Where Land-Bank History Distorts the Data
Sales involving land-bank-adjacent parcels or properties that moved through tax foreclosure can show artificially low prices that do not reflect market value for a stabilized, income-producing asset, and including them in a comparable set without adjustment skews the analysis downward. We flag these transactions separately and either exclude them or adjust for the distressed-sale context rather than blending them into the general comparable pool. A single unadjusted distressed sale can pull an average down enough to make an otherwise fair offer look overpriced on paper.
Handing the Range to the Rest of the Team
The output is a defensible price range, not a single number, along with the reasoning behind it, so the investor, the lender, and the tax advisor are working from the same comparable logic during identification, underwriting, and any later review. That shared range is what lets offer discipline hold up under negotiation instead of drifting based on whichever comp gets mentioned in conversation that week.
We update the range whenever a new closed sale becomes available in the relevant corridor, since a single fresh data point in a thin submarket can shift the defensible range meaningfully, and an offer built on a three-month-old range can look out of step with the market by the time a Detroit closing actually happens.
Common 1031 Exchange Questions
Why avoid using a citywide average cap rate for a Detroit replacement property?

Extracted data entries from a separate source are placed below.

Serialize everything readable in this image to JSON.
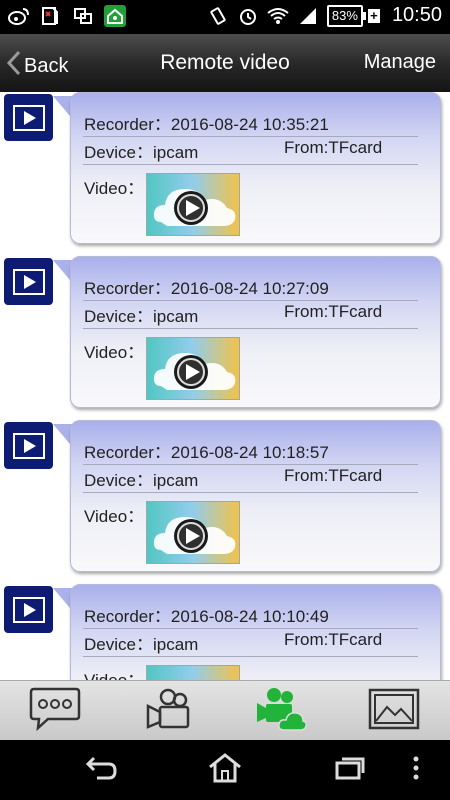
{
  "status_bar": {
    "icons": [
      "weibo-icon",
      "sim-no-data-icon",
      "screen-mirror-icon",
      "app-home-icon",
      "vibrate-icon",
      "alarm-icon",
      "wifi-icon",
      "signal-icon"
    ],
    "battery": "83%",
    "time": "10:50"
  },
  "header": {
    "back_label": "Back",
    "title": "Remote video",
    "manage_label": "Manage"
  },
  "recordings": [
    {
      "recorder_label": "Recorder：",
      "recorder_time": "2016-08-24 10:35:21",
      "device_label": "Device：",
      "device": "ipcam",
      "from_label": "From:",
      "from": "TFcard",
      "video_label": "Video："
    },
    {
      "recorder_label": "Recorder：",
      "recorder_time": "2016-08-24 10:27:09",
      "device_label": "Device：",
      "device": "ipcam",
      "from_label": "From:",
      "from": "TFcard",
      "video_label": "Video："
    },
    {
      "recorder_label": "Recorder：",
      "recorder_time": "2016-08-24 10:18:57",
      "device_label": "Device：",
      "device": "ipcam",
      "from_label": "From:",
      "from": "TFcard",
      "video_label": "Video："
    },
    {
      "recorder_label": "Recorder：",
      "recorder_time": "2016-08-24 10:10:49",
      "device_label": "Device：",
      "device": "ipcam",
      "from_label": "From:",
      "from": "TFcard",
      "video_label": "Video："
    }
  ],
  "tabs": [
    {
      "icon": "chat-bubble-icon",
      "active": false
    },
    {
      "icon": "video-camera-icon",
      "active": false
    },
    {
      "icon": "cloud-video-icon",
      "active": true
    },
    {
      "icon": "picture-icon",
      "active": false
    }
  ],
  "colors": {
    "accent_green": "#22b43a",
    "list_icon_bg": "#0d1c72",
    "bubble_top": "#a9b0eb"
  }
}
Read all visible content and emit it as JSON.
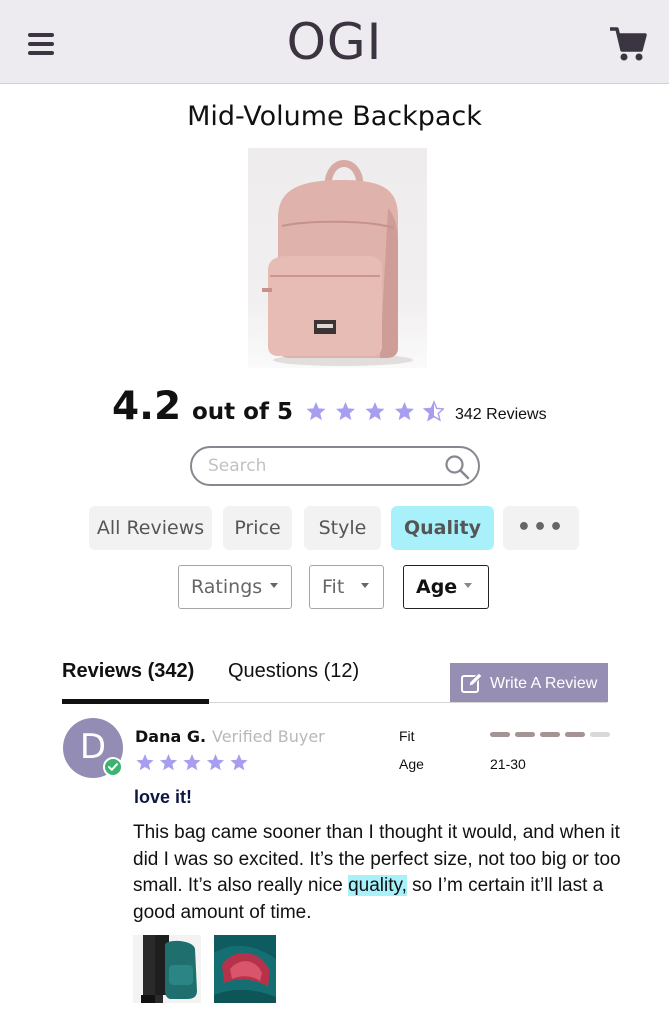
{
  "header": {
    "logo": "OGI"
  },
  "product": {
    "title": "Mid-Volume Backpack"
  },
  "rating": {
    "score": "4.2",
    "out_of": "out of 5",
    "stars_value": 4.5,
    "stars_max": 5,
    "reviews_count": "342 Reviews",
    "star_color": "#a79ef0"
  },
  "search": {
    "placeholder": "Search"
  },
  "filters": {
    "items": [
      {
        "label": "All Reviews"
      },
      {
        "label": "Price"
      },
      {
        "label": "Style"
      },
      {
        "label": "Quality"
      },
      {
        "label": "•••"
      }
    ],
    "active": "Quality",
    "active_color": "#a8f1fb"
  },
  "dropdowns": {
    "items": [
      {
        "label": "Ratings"
      },
      {
        "label": "Fit"
      },
      {
        "label": "Age"
      }
    ],
    "active": "Age"
  },
  "tabs": {
    "items": [
      {
        "label": "Reviews (342)"
      },
      {
        "label": "Questions (12)"
      }
    ],
    "active": "Reviews (342)"
  },
  "write_review": {
    "label": "Write A Review",
    "color": "#968fb3"
  },
  "review": {
    "avatar_initial": "D",
    "avatar_color": "#938cb5",
    "name": "Dana G.",
    "badge": "Verified Buyer",
    "stars_value": 5,
    "fit_label": "Fit",
    "fit_value": 4,
    "fit_max": 5,
    "age_label": "Age",
    "age_value": "21-30",
    "title": "love it!",
    "body_before": "This bag came sooner than I thought it would, and when it did I was so excited. It’s the perfect size, not too big or too small. It’s also really nice ",
    "body_highlight": "quality,",
    "body_after": " so I’m certain it’ll last a good amount of time.",
    "photos_count": 2
  }
}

Basis and cap rates vary too much block to block and corridor to corridor in Detroit for a citywide average to be reliable for a specific acquisition decision; a comparable set built from the actual submarket and asset class gives a far more defensible number.
How do land-bank-related sales affect comparable pricing?
Sales that moved through tax foreclosure or land-bank disposition often reflect distressed pricing rather than stabilized market value, so we flag and separately weigh these transactions rather than blending them directly into a standard comparable set.
Does a comparable analysis account for a tenant's lease term and credit?
Yes, for income-producing property we pull rent roll and lease term data rather than relying only on asking rents, since actual lease structure materially affects what a comparable sale is really telling you about value.
How recent do comparables need to be in downtown or Midtown Detroit?
Given how quickly pricing has moved in these submarkets during their recovery, we weight the most recent twelve to eighteen months of sales more heavily than older transactions, which may already understate current basis.
Can this analysis support a lender's underwriting as well as my own offer decision?
Yes, we build the comparable set to hold up under a lender's review as well as inform the investor's own offer discipline, which is part of why the source data and adjustments are documented rather than presented as a bare conclusion.